Enabling Autonomous Decision-Making in Manufacturing Systems through Preference Fusion 05-13-02-0008
This also appears in
SAE International Journal of Materials and Manufacturing-V129-5EJ
Decision analysis (DA), a well-established discipline in business and engineering, is entering another domain of application due to the advent of Industry 4.0. DA enables optimal decisions by finding system parameters that maximize the utility, or in the presence of uncertainty the expected utility, from the attributes of a system.

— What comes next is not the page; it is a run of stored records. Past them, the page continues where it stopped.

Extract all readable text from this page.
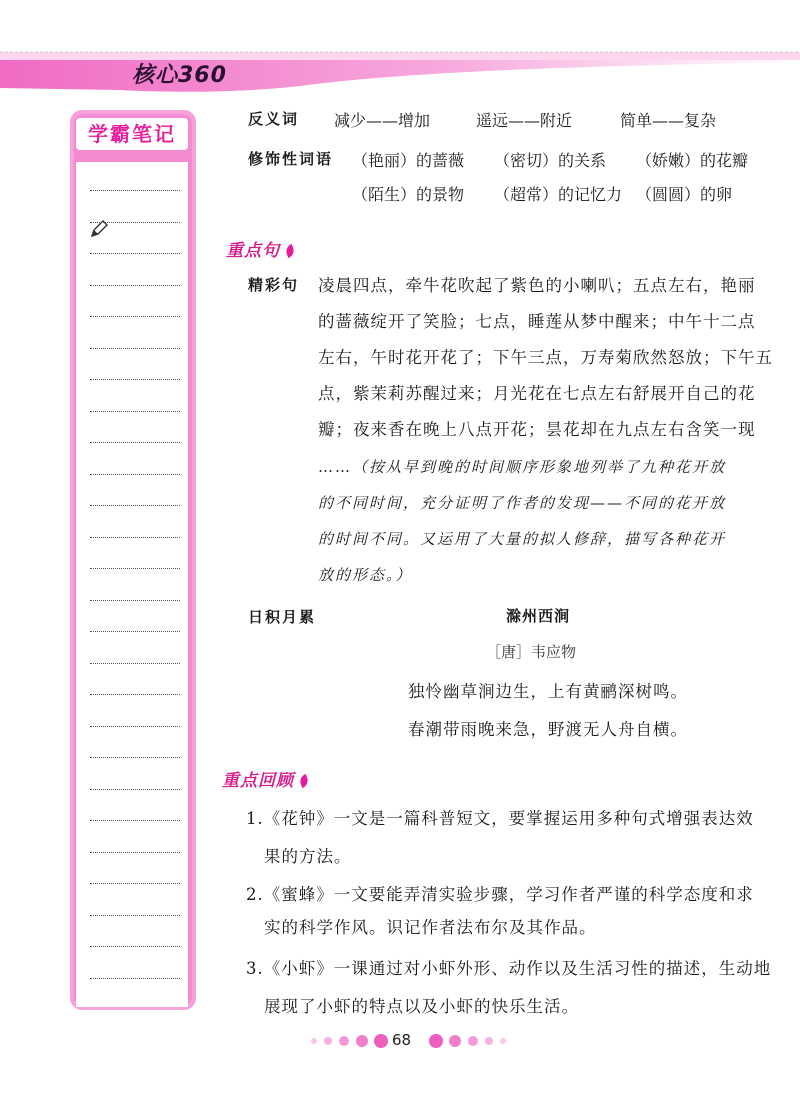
核心360
学霸笔记
反义词 减少——增加	遥远——附近	简单——复杂
修饰性词语 （艳丽）的蔷薇 （密切）的关系 （娇嫩）的花瓣
（陌生）的景物 （超常）的记忆力 （圆圆）的卵
重点句
精彩句 凌晨四点，牵牛花吹起了紫色的小喇叭；五点左右，艳丽
的蔷薇绽开了笑脸；七点，睡莲从梦中醒来；中午十二点
左右，午时花开花了；下午三点，万寿菊欣然怒放；下午五
点，紫茉莉苏醒过来；月光花在七点左右舒展开自己的花
瓣；夜来香在晚上八点开花；昙花却在九点左右含笑一现
……（按从早到晚的时间顺序形象地列举了九种花开放
的不同时间，充分证明了作者的发现——不同的花开放
的时间不同。又运用了大量的拟人修辞，描写各种花开
放的形态。）
日积月累	滁州西涧
［唐］韦应物
独怜幽草涧边生，上有黄鹂深树鸣。
春潮带雨晚来急，野渡无人舟自横。
重点回顾
1.《花钟》一文是一篇科普短文，要掌握运用多种句式增强表达效
果的方法。
2.《蜜蜂》一文要能弄清实验步骤，学习作者严谨的科学态度和求
实的科学作风。识记作者法布尔及其作品。
3.《小虾》一课通过对小虾外形、动作以及生活习性的描述，生动地
展现了小虾的特点以及小虾的快乐生活。
68
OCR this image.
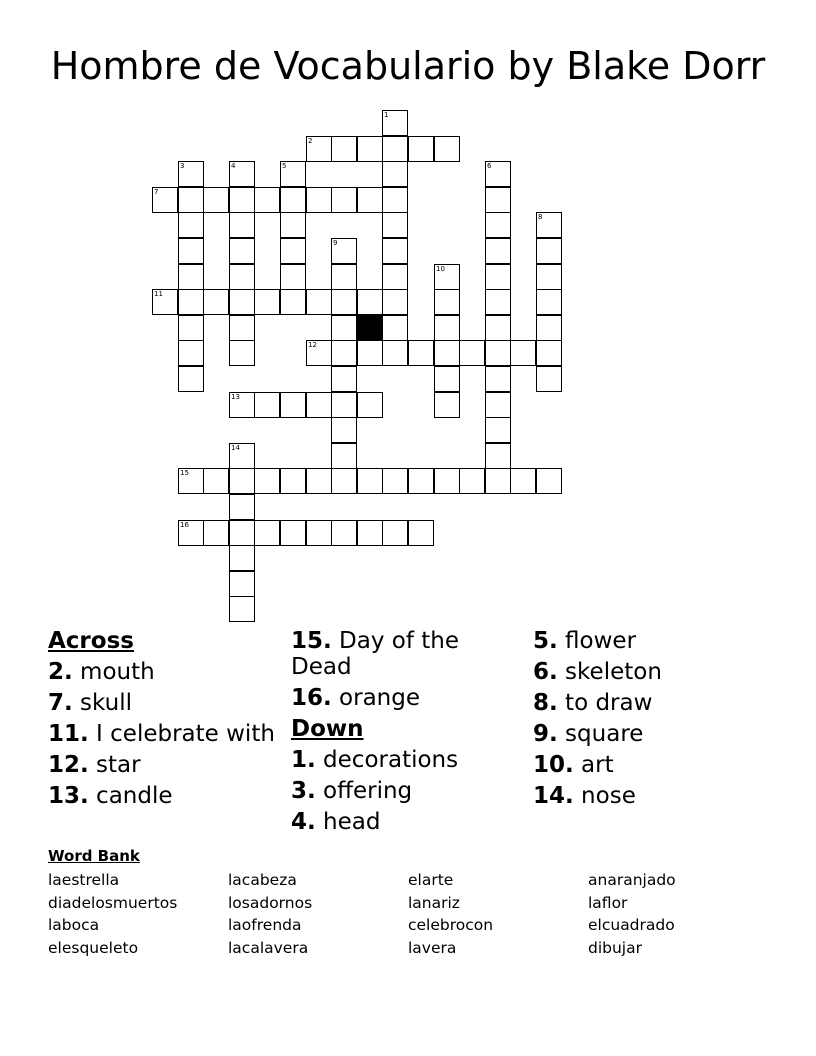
Hombre de Vocabulario by Blake Dorr
1
2
3	4	5	6
7
8
9
10
11
12
13
14
15
16
Across
2. mouth
7. skull
11. I celebrate with
12. star
13. candle
15. Day of the Dead
16. orange
Down
1. decorations
3. offering
4. head
5. flower
6. skeleton
8. to draw
9. square
10. art
14. nose
Word Bank
laestrella
diadelosmuertos
laboca
elesqueleto
lacabeza
losadornos
laofrenda
lacalavera
elarte
lanariz
celebrocon
lavera
anaranjado
laflor
elcuadrado
dibujar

Whether there is a single decision maker or all decision makers have uniform preferences, determining risk behavior and the resulting utility is well developed in the existing literature. However, variability in preferences has not been satisfactorily addressed. This gap gains added significance in the face of the demands of Industry 4.0 where cyberphysical production systems must drive autonomous decision-making on the factory floor. The decisions must accommodate a distribution of customer and designer preferences, including production auditors within the organization. This article provides a novel framework and develops a closed-form approximation for expected utility in the presence of uncertainty in both attributes and preference behaviors. The value of this approach is demonstrated in the assembly of parts in a cyberphysical production system of an automotive manufacturing plant. The comparison of corrective assembly using the proposed method with existing random assembly approaches shows significant improvements.